Will a gray divorce lead to a happier retirement?

On Behalf of | Nov 19, 2021 | Divorce |

Retirement planning for many people is just a matter of getting the numbers to work. The only concern is setting aside enough resources to cover cost of living expenses after they stopped working.

Fewer people consider what will actually make their retirement worth enjoying, such as travel, the pursuit of passion projects and redeveloping family relationships. For some older adults, retirement will mean reconsidering some of their closest relationships, including their marriage.

Although it does have a negative impact on your financial situation, a gray divorce might actually be key to having a truly enjoyable retirement.

What does a gray divorce entail?

In some ways, a gray divorce is no different from any other marital dissolution. It involves two people who are no longer happy in their marriage seeking to go their separate ways. However, because of the age of the spouses and the length of their marriage, the entire process becomes more complex.

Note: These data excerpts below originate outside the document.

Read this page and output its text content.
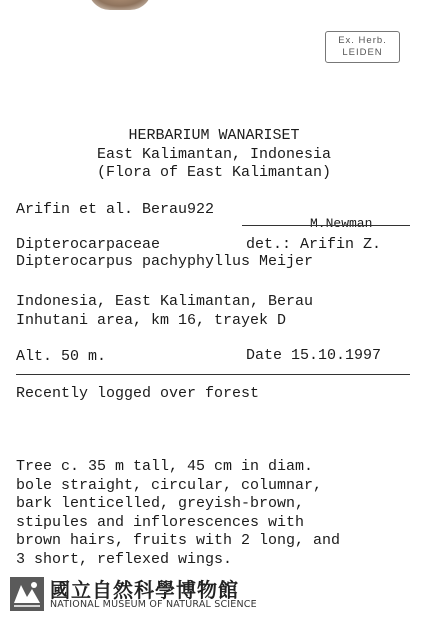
Ex. Herb.
LEIDEN
HERBARIUM WANARISET
East Kalimantan, Indonesia
(Flora of East Kalimantan)
Arifin et al. Berau922
M.Newman
Dipterocarpaceae	det.: Arifin Z.
Dipterocarpus pachyphyllus Meijer
Indonesia, East Kalimantan, Berau
Inhutani area, km 16, trayek D
Alt. 50 m.	Date 15.10.1997
Recently logged over forest
Tree c. 35 m tall, 45 cm in diam.
bole straight, circular, columnar,
bark lenticelled, greyish-brown,
stipules and inflorescences with
brown hairs, fruits with 2 long, and
3 short, reflexed wings.
國立自然科學博物館
NATIONAL MUSEUM OF NATURAL SCIENCE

Often, gray divorce occurs after decades of marriage, meaning almost everything that the couple owns is part of the marital estate. Dividing that property can be very difficult. Beyond that, there’s also the proximity of retirement to consider.

Significantly diminishing what you have in your retirement account right before you retire or after you already have may make you feel insecure about your financial future. The good news is that with proper planning and a conscientious approach, gray divorce does not have to lead to a miserable and difficult retirement.

Uncontested gray divorces help couples minimize their expenses

One of the best ways that you can reduce the financial impact of a divorce later in life is to cooperate with your ex. If the two of you can settle your property division issues and any support matters outside of court, you will likely spend substantially less to divorce.

You will still need your own attorneys and will still have to split all of your major assets, but you won’t lose thousands of dollars to court costs while litigating the details of your divorce. Negotiating a settlement in an upcoming gray divorce requires attention to detail and a focus on your long-term needs.

Learning more about the practical consequences of a complex divorce can help you plan better for the process.